Prehistoric Native American habitation was not uncommon throughout the Clinch valley, especially during the Woodland period (1000 B.C. – 1000 A.D.) and the Mississippian period (1000–1550 A.D.). A number of such habitation sites were excavated in the 1930s and 1950s in anticipation of the construction of Norris Dam and Melton Hill Dam, respectively. The Melton Hill excavations uncovered two substantial Woodland period villages along the Clinch at Bull Bluff and Freels Bend, both approximately 20 miles (32 km) downstream from Clinton.

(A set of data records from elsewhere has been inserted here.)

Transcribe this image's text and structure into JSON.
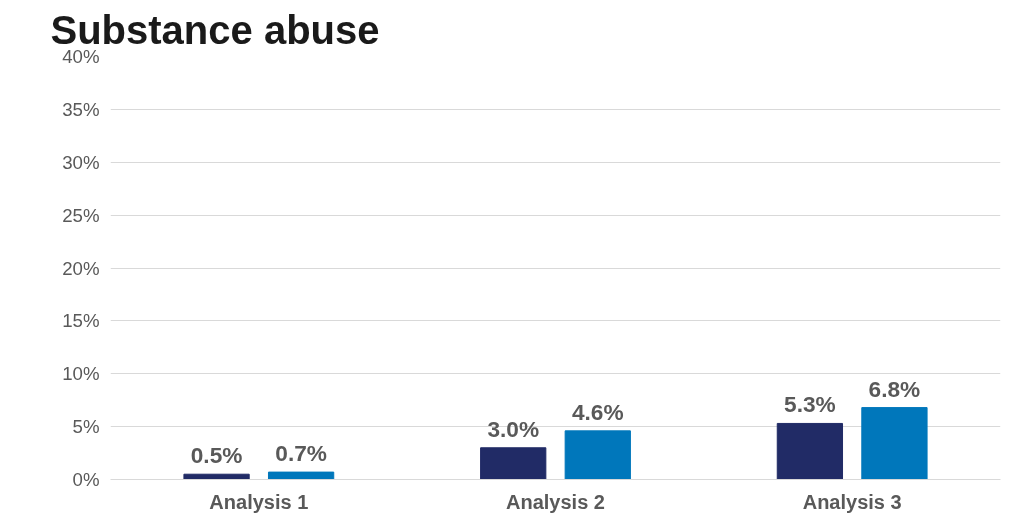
{
  "chart_data": {
    "type": "bar",
    "title": "Substance abuse",
    "categories": [
      "Analysis 1",
      "Analysis 2",
      "Analysis 3"
    ],
    "series": [
      {
        "color": "#212b66",
        "values": [
          0.5,
          3.0,
          5.3
        ],
        "value_labels": [
          "0.5%",
          "3.0%",
          "5.3%"
        ]
      },
      {
        "color": "#0077bb",
        "values": [
          0.7,
          4.6,
          6.8
        ],
        "value_labels": [
          "0.7%",
          "4.6%",
          "6.8%"
        ]
      }
    ],
    "ylim": [
      0,
      40
    ],
    "yticks": [
      {
        "value": 0,
        "label": "0%"
      },
      {
        "value": 5,
        "label": "5%"
      },
      {
        "value": 10,
        "label": "10%"
      },
      {
        "value": 15,
        "label": "15%"
      },
      {
        "value": 20,
        "label": "20%"
      },
      {
        "value": 25,
        "label": "25%"
      },
      {
        "value": 30,
        "label": "30%"
      },
      {
        "value": 35,
        "label": "35%"
      },
      {
        "value": 40,
        "label": "40%"
      }
    ],
    "grid": "y"
  }
}
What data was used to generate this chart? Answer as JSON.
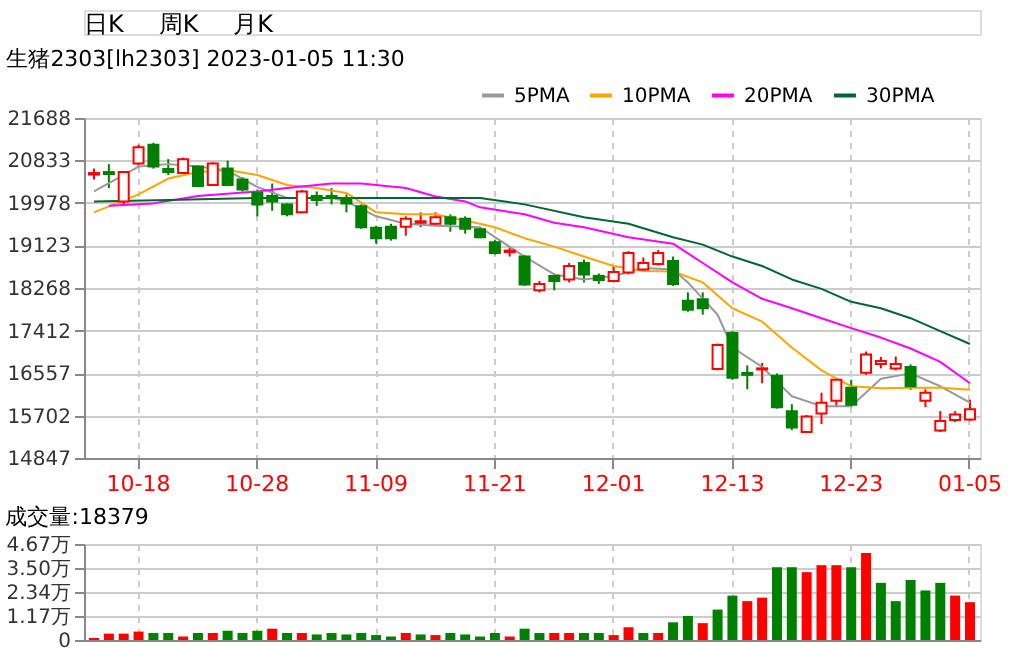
{
  "chart_data": [
    {
      "type": "candlestick",
      "title": "生猪2303[lh2303] 2023-01-05 11:30",
      "annotations": [
        "日K",
        "周K",
        "月K"
      ],
      "categories": [
        null,
        null,
        null,
        "10-18",
        null,
        null,
        null,
        null,
        null,
        null,
        null,
        "10-28",
        null,
        null,
        null,
        null,
        null,
        null,
        null,
        "11-09",
        null,
        null,
        null,
        null,
        null,
        null,
        null,
        "11-21",
        null,
        null,
        null,
        null,
        null,
        null,
        null,
        "12-01",
        null,
        null,
        null,
        null,
        null,
        null,
        null,
        "12-13",
        null,
        null,
        null,
        null,
        null,
        null,
        null,
        "12-23",
        null,
        null,
        null,
        null,
        null,
        null,
        null,
        "01-05"
      ],
      "ohlc": [
        [
          20550,
          20670,
          20450,
          20580
        ],
        [
          20600,
          20760,
          20280,
          20560
        ],
        [
          20010,
          20600,
          19950,
          20600
        ],
        [
          20770,
          21150,
          20730,
          21100
        ],
        [
          21150,
          21190,
          20670,
          20710
        ],
        [
          20660,
          20860,
          20540,
          20600
        ],
        [
          20580,
          20890,
          20560,
          20860
        ],
        [
          20710,
          20730,
          20300,
          20320
        ],
        [
          20340,
          20800,
          20320,
          20770
        ],
        [
          20670,
          20830,
          20320,
          20340
        ],
        [
          20450,
          20500,
          20210,
          20250
        ],
        [
          20180,
          20250,
          19710,
          19950
        ],
        [
          20120,
          20370,
          19820,
          20010
        ],
        [
          19950,
          19970,
          19710,
          19750
        ],
        [
          19790,
          20240,
          19770,
          20210
        ],
        [
          20120,
          20210,
          19920,
          20040
        ],
        [
          20120,
          20280,
          19950,
          20080
        ],
        [
          20080,
          20150,
          19790,
          19970
        ],
        [
          19910,
          19950,
          19460,
          19490
        ],
        [
          19480,
          19520,
          19160,
          19270
        ],
        [
          19500,
          19560,
          19220,
          19270
        ],
        [
          19500,
          19710,
          19320,
          19660
        ],
        [
          19580,
          19790,
          19490,
          19610
        ],
        [
          19560,
          19790,
          19530,
          19690
        ],
        [
          19690,
          19750,
          19400,
          19560
        ],
        [
          19660,
          19710,
          19360,
          19460
        ],
        [
          19450,
          19490,
          19270,
          19290
        ],
        [
          19190,
          19230,
          18940,
          18970
        ],
        [
          18990,
          19100,
          18900,
          19020
        ],
        [
          18900,
          18930,
          18310,
          18340
        ],
        [
          18220,
          18410,
          18180,
          18350
        ],
        [
          18510,
          18560,
          18220,
          18410
        ],
        [
          18440,
          18770,
          18380,
          18710
        ],
        [
          18770,
          18840,
          18380,
          18540
        ],
        [
          18510,
          18560,
          18350,
          18430
        ],
        [
          18410,
          18710,
          18380,
          18590
        ],
        [
          18580,
          19010,
          18540,
          18970
        ],
        [
          18640,
          18880,
          18610,
          18770
        ],
        [
          18750,
          19030,
          18720,
          18970
        ],
        [
          18810,
          18900,
          18310,
          18350
        ],
        [
          18010,
          18180,
          17790,
          17830
        ],
        [
          18040,
          18180,
          17730,
          17860
        ],
        [
          16640,
          17150,
          16610,
          17120
        ],
        [
          17360,
          17400,
          16420,
          16460
        ],
        [
          16560,
          16710,
          16230,
          16520
        ],
        [
          16630,
          16760,
          16350,
          16650
        ],
        [
          16500,
          16550,
          15840,
          15870
        ],
        [
          15790,
          15930,
          15410,
          15460
        ],
        [
          15370,
          15710,
          15370,
          15680
        ],
        [
          15740,
          16160,
          15530,
          15960
        ],
        [
          16000,
          16440,
          15870,
          16420
        ],
        [
          16260,
          16420,
          15870,
          15920
        ],
        [
          16560,
          16990,
          16520,
          16930
        ],
        [
          16740,
          16880,
          16650,
          16800
        ],
        [
          16650,
          16890,
          16610,
          16740
        ],
        [
          16680,
          16730,
          16220,
          16290
        ],
        [
          16000,
          16230,
          15870,
          16160
        ],
        [
          15400,
          15790,
          15370,
          15590
        ],
        [
          15610,
          15790,
          15570,
          15720
        ],
        [
          15620,
          16020,
          15590,
          15830
        ]
      ],
      "colors": [
        "#ff0000",
        "#008000",
        "#ff0000",
        "#ff0000",
        "#008000",
        "#008000",
        "#ff0000",
        "#008000",
        "#ff0000",
        "#008000",
        "#008000",
        "#008000",
        "#008000",
        "#008000",
        "#ff0000",
        "#008000",
        "#008000",
        "#008000",
        "#008000",
        "#008000",
        "#008000",
        "#ff0000",
        "#ff0000",
        "#ff0000",
        "#008000",
        "#008000",
        "#008000",
        "#008000",
        "#ff0000",
        "#008000",
        "#ff0000",
        "#008000",
        "#ff0000",
        "#008000",
        "#008000",
        "#ff0000",
        "#ff0000",
        "#ff0000",
        "#ff0000",
        "#008000",
        "#008000",
        "#008000",
        "#ff0000",
        "#008000",
        "#008000",
        "#ff0000",
        "#008000",
        "#008000",
        "#ff0000",
        "#ff0000",
        "#ff0000",
        "#008000",
        "#ff0000",
        "#ff0000",
        "#ff0000",
        "#008000",
        "#ff0000",
        "#ff0000",
        "#ff0000",
        "#ff0000"
      ],
      "series": [
        {
          "name": "5PMA",
          "type": "line",
          "color": "#999999",
          "values": [
            20210,
            null,
            null,
            20710,
            null,
            20760,
            null,
            20710,
            null,
            20630,
            null,
            20300,
            null,
            20080,
            null,
            null,
            20080,
            20010,
            null,
            19710,
            null,
            19560,
            null,
            19520,
            null,
            null,
            19490,
            19290,
            null,
            18900,
            null,
            18540,
            null,
            18440,
            null,
            18510,
            null,
            18670,
            null,
            18640,
            18380,
            null,
            17730,
            17070,
            null,
            16680,
            null,
            16090,
            null,
            15890,
            null,
            15890,
            null,
            16440,
            null,
            16550,
            null,
            16290,
            null,
            15960
          ]
        },
        {
          "name": "10PMA",
          "type": "line",
          "color": "#ffa500",
          "values": [
            19790,
            null,
            null,
            20150,
            null,
            20470,
            null,
            20600,
            null,
            20640,
            null,
            20540,
            null,
            20340,
            null,
            20280,
            null,
            20180,
            null,
            19790,
            null,
            19750,
            null,
            19750,
            null,
            19620,
            19560,
            19490,
            null,
            19270,
            null,
            19100,
            null,
            18900,
            null,
            18710,
            null,
            18610,
            null,
            18600,
            null,
            18380,
            null,
            17860,
            null,
            17590,
            null,
            17070,
            null,
            16610,
            null,
            16290,
            null,
            16250,
            null,
            16260,
            null,
            16260,
            null,
            16220
          ]
        },
        {
          "name": "20PMA",
          "type": "line",
          "color": "#ff00ff",
          "values": [
            null,
            19920,
            null,
            null,
            19970,
            null,
            null,
            20120,
            null,
            null,
            null,
            20210,
            null,
            20280,
            null,
            null,
            20370,
            null,
            20370,
            null,
            null,
            20280,
            null,
            20110,
            null,
            20010,
            19890,
            null,
            null,
            19750,
            null,
            19580,
            null,
            19490,
            null,
            null,
            19290,
            null,
            null,
            19160,
            null,
            18770,
            null,
            18380,
            null,
            18050,
            null,
            17860,
            null,
            17660,
            null,
            17460,
            null,
            17270,
            null,
            17050,
            null,
            16780,
            null,
            16350
          ]
        },
        {
          "name": "30PMA",
          "type": "line",
          "color": "#006633",
          "values": [
            20010,
            null,
            null,
            null,
            null,
            20040,
            null,
            null,
            null,
            null,
            null,
            20080,
            null,
            null,
            null,
            null,
            null,
            20080,
            null,
            null,
            null,
            null,
            null,
            20080,
            null,
            null,
            20080,
            null,
            null,
            19950,
            null,
            null,
            null,
            19690,
            null,
            null,
            19560,
            null,
            null,
            19290,
            null,
            19140,
            null,
            18900,
            null,
            18710,
            null,
            18440,
            null,
            18250,
            null,
            17990,
            null,
            17860,
            null,
            17660,
            null,
            17400,
            null,
            17140
          ]
        }
      ],
      "ylim": [
        14847,
        21688
      ],
      "yticks": [
        14847,
        15702,
        16557,
        17412,
        18268,
        19123,
        19978,
        20833,
        21688
      ],
      "grid": true,
      "legend": "top right"
    },
    {
      "type": "bar",
      "title": "成交量:18379",
      "tick_labels": "y",
      "values": [
        0.1,
        0.31,
        0.31,
        0.41,
        0.34,
        0.34,
        0.17,
        0.34,
        0.34,
        0.45,
        0.34,
        0.45,
        0.55,
        0.34,
        0.34,
        0.27,
        0.34,
        0.27,
        0.34,
        0.24,
        0.17,
        0.34,
        0.27,
        0.24,
        0.34,
        0.27,
        0.17,
        0.34,
        0.17,
        0.55,
        0.34,
        0.34,
        0.34,
        0.34,
        0.34,
        0.24,
        0.62,
        0.34,
        0.34,
        0.86,
        1.17,
        0.82,
        1.48,
        2.16,
        1.89,
        2.06,
        3.54,
        3.54,
        3.3,
        3.64,
        3.64,
        3.54,
        4.23,
        2.78,
        1.89,
        2.92,
        2.41,
        2.78,
        2.16,
        1.84
      ],
      "colors": [
        "#ff0000",
        "#ff0000",
        "#ff0000",
        "#ff0000",
        "#008000",
        "#008000",
        "#ff0000",
        "#008000",
        "#ff0000",
        "#008000",
        "#008000",
        "#008000",
        "#ff0000",
        "#008000",
        "#ff0000",
        "#008000",
        "#008000",
        "#008000",
        "#008000",
        "#008000",
        "#008000",
        "#ff0000",
        "#008000",
        "#ff0000",
        "#008000",
        "#008000",
        "#008000",
        "#008000",
        "#ff0000",
        "#008000",
        "#008000",
        "#ff0000",
        "#ff0000",
        "#008000",
        "#008000",
        "#ff0000",
        "#ff0000",
        "#008000",
        "#ff0000",
        "#008000",
        "#008000",
        "#ff0000",
        "#008000",
        "#008000",
        "#ff0000",
        "#ff0000",
        "#008000",
        "#008000",
        "#ff0000",
        "#ff0000",
        "#ff0000",
        "#008000",
        "#ff0000",
        "#008000",
        "#008000",
        "#008000",
        "#008000",
        "#008000",
        "#ff0000",
        "#ff0000"
      ],
      "ylim": [
        0,
        4.67
      ],
      "yticks": [
        0,
        {
          "value": 1.17,
          "label": "1.17万"
        },
        {
          "value": 2.34,
          "label": "2.34万"
        },
        {
          "value": 3.5,
          "label": "3.50万"
        },
        {
          "value": 4.67,
          "label": "4.67万"
        }
      ],
      "grid": true
    }
  ]
}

By the time Euro-American explorers and long hunters arrived in the Clinch valley in the mid-18th century, what is now Anderson County was part of a vast stretch of land claimed by the Cherokee. Although the Treaty of Holston, signed in 1791, was intended as a negotiation with the Cherokee to prohibit Euro-American settlement of the area including what is today Anderson County, the treaty became ineffective as more settlers moved through the Appalachian Mountains from Virginia and North Carolina into Tennessee. The earliest settlers in Anderson County included the Wallace, Gibbs, Freels, Frost and Tunnell families. The flooding of white settlers into the Indian domain was cause for several skirmishes, which eased after the Treaty of Tellico in 1798 (including an origination point for the land to be relinquished from the Cherokee being the Tellico Blockhouse) allowed for greater ease in settling the area.
Founded in 1801, the town of Burrville was named in honor of Aaron Burr, first-term Vice President under Thomas Jefferson. Land was selected and partitioned for a courthouse, and Burrville was designated as the county seat for the newly formed Anderson County. The county was partitioned from portions of Grainger County and Knox County in 1801; neighboring Roane County was also formed from a portion of Knox County in 1801, making Anderson and Roane counties effectively "sister counties".
On November 8, 1809, by act of Tennessee State Legislature, the town of Burrville was renamed because of the disgrace felt when Burr was charged with treason for conspiring with the Governor of the Louisiana Purchase, to form another country from part of the Louisiana Purchase and part of Mexico.